Affaire des fuites au Baccalauréat
Ayant reçu des informations faisant état de fraude à certaines épreuves du Baccalauréat 2017, nous avons mis en place une équipe mixte d’enquête composée de la Section de recherches de la Gendarmerie nationale et de la Division des investigations criminelles (Dic) qui, avec le concours de leurs collègues des commissariats de police du Plateau, de Tivaouane, Diourbel et Kaolack, a procédé à l’interpellation de plusieurs personnes. Ladite équipe a aussi cerné les contours de la fraude. Ainsi, il est apparu que les sujets étaient échangés contre des sommes d’argent variant entre 25 mille et 250 mille francs Cfa. Le recours aux réseaux sociaux, notamment WhatsApp, a favorisé bien entendu la rapide propagation de la fraude.
En somme, 42 personnes ont été arrêtées et déférées au Parquet dont 3 professeurs de lycée, 1 proviseur de lycée, 3 agents de l’Office du Bac­calauréat, 23 candidats au Bac­calauréat 2017 et 3 candidats qui ont réussi en 2016 par la fraude. Et bien entendu, d’autres personnes appartenant à des catégories professionnelles diverses.

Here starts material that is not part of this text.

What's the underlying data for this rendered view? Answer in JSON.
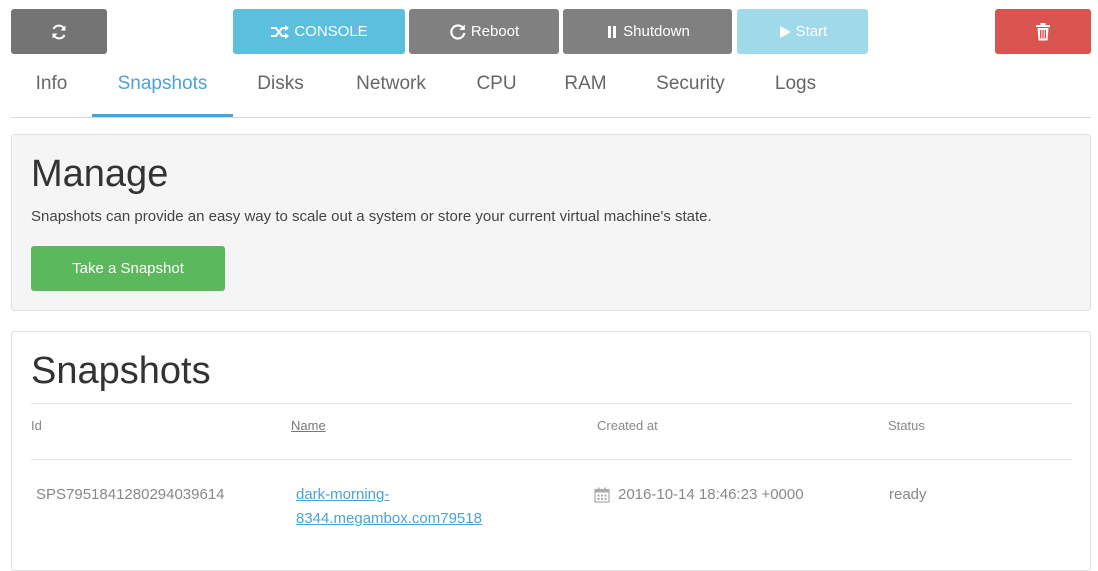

Compte tenu de la gravité des faits qui ont sérieusement troublé l’ordre public, nous avons requis l’ouverture d’une information judiciaire contre les personnes susvisées des chefs d’association de malfaiteurs, de fraude aux examens, d’escroquerie, d’obtentions frauduleuses d’avantages matériels indus ainsi que de complicité de ces chefs. Le juge d’instruction du premier Cabinet a été saisi de l’affaire (…).
On m’a posé la question de savoir : «Est-ce qu’il y aura des mandats de dépôt contre les candidats ?» Je ne sais pas. Mais de toute façon, il y a 42 personnes qui ont été déférées au Parquet. Nous avons requis le placement sous mandat de dépôt de 16 d’entre elles. Donc, il appartiendra au juge de prendre la décision de les placer sous mandat de dépôt ou non. On a, autant pour moi, demandé l’inculpation de 42 personnes et le placement sous mandat de dépôt de 16 d’entre elles (….)».